Dès l’heure même on vous met en preſence
Nôtre Demon & ſon Conjurateur.
D’un tel combat le Prince eſt ſpectateur.
Chacun y court, n’eſt fils de bonne mere
Qui pour le voir ne quitte toute affaire.
D’un côté ſont le gibet & la hart,
Cent mille écus bien comptez d’autre part.
Matheo tremble, & lorgne la finance.
L’Eſprit malin voïant ſa contenance
Rioit ſous cape, alleguoit les trois fois ;
Dont Matheo ſuoit dans ſon harnois,
Preſſoit, prioit, conjuroit avec larmes.
Le tout en vain : Plus il eſt en alarmes,
Plus l’autre rit. Enfin le Manant dit
Que ſur ce Diable il n’avoit nul credit.
On vous le hape & mene à la potence.
Comme il alloit haranguer l’aſſiſtance,
Neceſſité lui ſuggera ce tour :

Il dit tout bas qu’on batît le tambour,
Ce qui fut fait ; de quoi l’Eſprit immonde
Un peu ſurpris au Manant demanda :
Pourquoi ce bruit ? coquin, qu’entends-je là ?

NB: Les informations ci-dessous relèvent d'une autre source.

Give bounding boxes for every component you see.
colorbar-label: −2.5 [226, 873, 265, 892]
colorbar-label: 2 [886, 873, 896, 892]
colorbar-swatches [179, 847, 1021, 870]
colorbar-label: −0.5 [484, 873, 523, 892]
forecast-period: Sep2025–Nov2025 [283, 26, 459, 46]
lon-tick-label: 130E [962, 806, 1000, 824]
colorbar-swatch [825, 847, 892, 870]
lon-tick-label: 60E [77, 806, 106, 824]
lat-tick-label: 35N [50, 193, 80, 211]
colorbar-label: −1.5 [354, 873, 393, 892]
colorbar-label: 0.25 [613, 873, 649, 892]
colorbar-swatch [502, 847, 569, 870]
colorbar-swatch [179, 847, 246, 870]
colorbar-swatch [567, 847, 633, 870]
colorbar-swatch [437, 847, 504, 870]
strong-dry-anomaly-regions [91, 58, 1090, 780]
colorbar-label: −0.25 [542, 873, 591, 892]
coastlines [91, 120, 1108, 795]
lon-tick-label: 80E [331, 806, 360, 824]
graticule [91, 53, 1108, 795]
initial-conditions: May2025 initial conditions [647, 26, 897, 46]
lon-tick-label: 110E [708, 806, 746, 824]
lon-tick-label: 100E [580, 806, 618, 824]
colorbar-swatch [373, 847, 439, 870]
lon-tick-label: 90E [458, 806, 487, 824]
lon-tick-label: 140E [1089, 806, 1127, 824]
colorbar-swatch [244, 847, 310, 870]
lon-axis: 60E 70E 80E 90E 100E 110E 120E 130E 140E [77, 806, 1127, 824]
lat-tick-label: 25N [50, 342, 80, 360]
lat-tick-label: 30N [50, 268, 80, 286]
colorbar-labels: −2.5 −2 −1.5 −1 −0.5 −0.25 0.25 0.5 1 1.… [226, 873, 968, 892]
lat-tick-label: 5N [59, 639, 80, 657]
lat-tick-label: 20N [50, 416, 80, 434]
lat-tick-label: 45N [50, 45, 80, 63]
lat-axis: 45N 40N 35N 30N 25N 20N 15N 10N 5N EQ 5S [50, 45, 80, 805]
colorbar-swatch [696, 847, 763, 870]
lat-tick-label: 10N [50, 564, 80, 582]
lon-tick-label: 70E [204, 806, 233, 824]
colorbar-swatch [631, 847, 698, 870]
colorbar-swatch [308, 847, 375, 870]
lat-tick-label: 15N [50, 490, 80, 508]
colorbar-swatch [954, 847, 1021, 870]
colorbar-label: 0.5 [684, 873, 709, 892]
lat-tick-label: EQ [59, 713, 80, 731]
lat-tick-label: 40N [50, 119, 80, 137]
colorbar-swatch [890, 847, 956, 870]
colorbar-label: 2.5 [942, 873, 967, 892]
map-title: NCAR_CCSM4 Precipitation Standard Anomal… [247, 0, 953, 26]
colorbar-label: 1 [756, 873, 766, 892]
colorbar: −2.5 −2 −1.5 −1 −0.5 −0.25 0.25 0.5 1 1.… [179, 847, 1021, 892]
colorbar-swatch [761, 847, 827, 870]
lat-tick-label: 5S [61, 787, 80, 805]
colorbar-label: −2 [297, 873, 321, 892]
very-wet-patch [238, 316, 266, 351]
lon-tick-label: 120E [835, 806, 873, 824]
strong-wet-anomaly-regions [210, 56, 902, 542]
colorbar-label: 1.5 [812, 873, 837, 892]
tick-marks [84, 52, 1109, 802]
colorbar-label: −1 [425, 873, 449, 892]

L’autre répond : C’eſt Madame Honneſta
Qui vous reclame, & va par tout le Monde
Cherchant l’Époux que le Ciel lui donna.
Incontinent le Diable décampa,
S’enfuit au fond des Enfers, & conta
Tout le ſuccés qu’avoit eu ſon voïage.
Sire, dit-il, le nœud du Mariage
Damne auſſi dru qu’aucuns autres états.
Vôtre Grandeur voit tomber ici-bas,
Non par flocons, mais menu comme pluie,
Ceux que l’Hymen fait de ſa Confrerie,

J’ai par moi-même examiné le cas.
Non que de ſoi la choſe ne ſoit bonne ;
Elle eut jadis un plus heureux deſtin ;
Mais comme tout ſe corrompt à la fin,
Plus beau fleuron n’eſt en vôtre Couronne.

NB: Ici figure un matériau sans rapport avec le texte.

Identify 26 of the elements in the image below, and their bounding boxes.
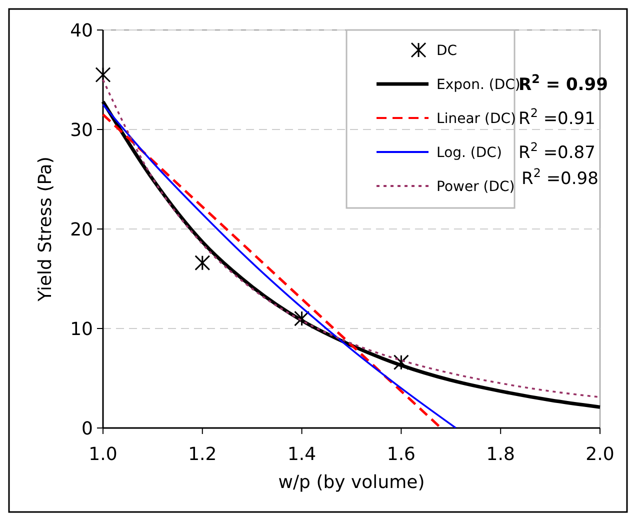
annotation: R$^{2}$ =0.91 [518,106,596,129]
legend-label: Power (DC) [436,178,515,195]
y-tick-label: 40 [70,20,93,42]
y-tick-label: 20 [70,219,93,240]
point [393,354,409,370]
x-tick-label: 1.2 [188,444,217,465]
legend-label: DC [436,42,458,59]
y-tick-label: 0 [82,418,93,440]
x-tick-label: 1.6 [386,444,416,465]
legend-label: Expon. (DC) [436,76,520,93]
x-tick-label: 1.4 [287,444,316,465]
y-tick-label: 10 [70,318,93,340]
point [194,255,210,271]
annotation: R$^{2}$ =0.87 [518,140,596,163]
legend-label: Linear (DC) [436,110,516,127]
annotation: R$^{2}$ =0.98 [522,166,598,189]
annotation: R$^{2}$ = 0.99 [518,72,608,95]
x-tick-label: 1.0 [88,444,118,465]
y-axis-title: Yield Stress (Pa) [35,156,56,302]
x-axis-title: w/p (by volume) [278,472,425,493]
point [95,67,111,83]
x-tick-label: 2.0 [586,444,614,465]
point [294,310,310,326]
legend-label: Log. (DC) [436,144,502,161]
x-tick-label: 1.8 [486,444,515,465]
y-tick-label: 30 [70,120,93,141]
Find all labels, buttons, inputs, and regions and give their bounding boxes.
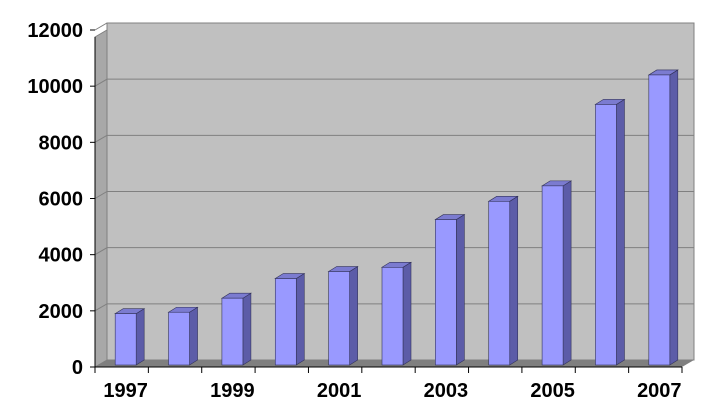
x-tick-label: 2005 <box>530 380 575 402</box>
gridline <box>94 134 694 143</box>
bar-side <box>562 180 572 366</box>
bar <box>220 292 252 366</box>
y-tick-label: 0 <box>72 357 83 379</box>
bar-side <box>509 195 519 366</box>
gridlines <box>90 22 694 368</box>
y-tick-label: 8000 <box>39 132 84 154</box>
bar <box>114 308 146 366</box>
bar <box>541 180 573 366</box>
bar-side <box>135 308 145 366</box>
gridline <box>94 22 694 31</box>
bar <box>327 265 359 366</box>
bar-side <box>242 292 252 366</box>
bar-front <box>221 297 244 366</box>
x-tick-label: 2007 <box>637 380 682 402</box>
bar-front <box>488 201 511 366</box>
bar-front <box>168 311 190 366</box>
bar-front <box>328 271 350 366</box>
bar-front <box>274 278 297 366</box>
bar <box>434 214 466 366</box>
bars <box>114 69 679 366</box>
bar-side <box>402 261 412 366</box>
bar <box>647 69 679 366</box>
bar <box>167 306 199 366</box>
bar-side <box>189 306 198 366</box>
y-tick-label: 2000 <box>39 301 84 323</box>
x-tick-label: 2001 <box>317 380 362 402</box>
bar-front <box>541 185 564 366</box>
y-tick-label: 4000 <box>39 245 84 267</box>
bar-front <box>114 313 137 366</box>
bar-side <box>295 272 305 366</box>
gridline <box>94 191 694 199</box>
bar-front <box>648 74 671 366</box>
bar <box>487 195 519 366</box>
bar <box>594 98 626 366</box>
bar-front <box>595 104 617 366</box>
bar <box>380 261 413 366</box>
x-axis-ticks <box>94 367 683 373</box>
x-axis-labels: 1997 1999 2001 2003 2005 2007 <box>103 380 681 402</box>
bar-side <box>456 214 465 366</box>
bar-side <box>669 69 679 366</box>
bar-side <box>616 98 625 366</box>
x-tick-label: 1999 <box>210 380 255 402</box>
gridline <box>94 78 694 87</box>
x-tick-label: 1997 <box>103 380 148 402</box>
y-tick-label: 10000 <box>27 76 83 98</box>
y-tick-label: 12000 <box>27 20 83 42</box>
y-axis-labels: 0 2000 4000 6000 8000 10000 12000 <box>27 20 83 379</box>
y-tick-label: 6000 <box>39 189 84 211</box>
bar-front <box>381 267 404 366</box>
bar-side <box>349 265 358 366</box>
bar-front <box>435 219 457 366</box>
x-tick-label: 2003 <box>424 380 469 402</box>
bar <box>274 272 306 366</box>
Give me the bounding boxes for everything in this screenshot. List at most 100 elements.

Satan le crut : il fut récompenſé,
Encor qu’il eût ſon retour avancé ;
Car qu’eût-il fait ? Ce n’étoit pas merveilles
Qu’aïant ſans ceſſe un Diable à ſes oreilles,
Toûjours le même, & toûjours ſur un ton,
Il fut contraint d’enfiler la venelle ;
Dans les Enfers, encore en change-t-on ;
L’autre peine eſt à mon ſens plus cruelle.
Je voudrois voir quelques gens y durer.
Elle eût à Job fait tourner la cervelle.
De tout ceci que pretends-je inferer ?

Premièrement je ne ſçai pire choſe
Que de changer ſon logis en priſon :
En ſecond lieu, ſi par quelque raiſon
Vôtre aſcendant à l’Hymen vous expoſe,
N’épouſez point d’Honneſta s’il ſe peut ;
N’a pas pourtant une Honneſta qui veut.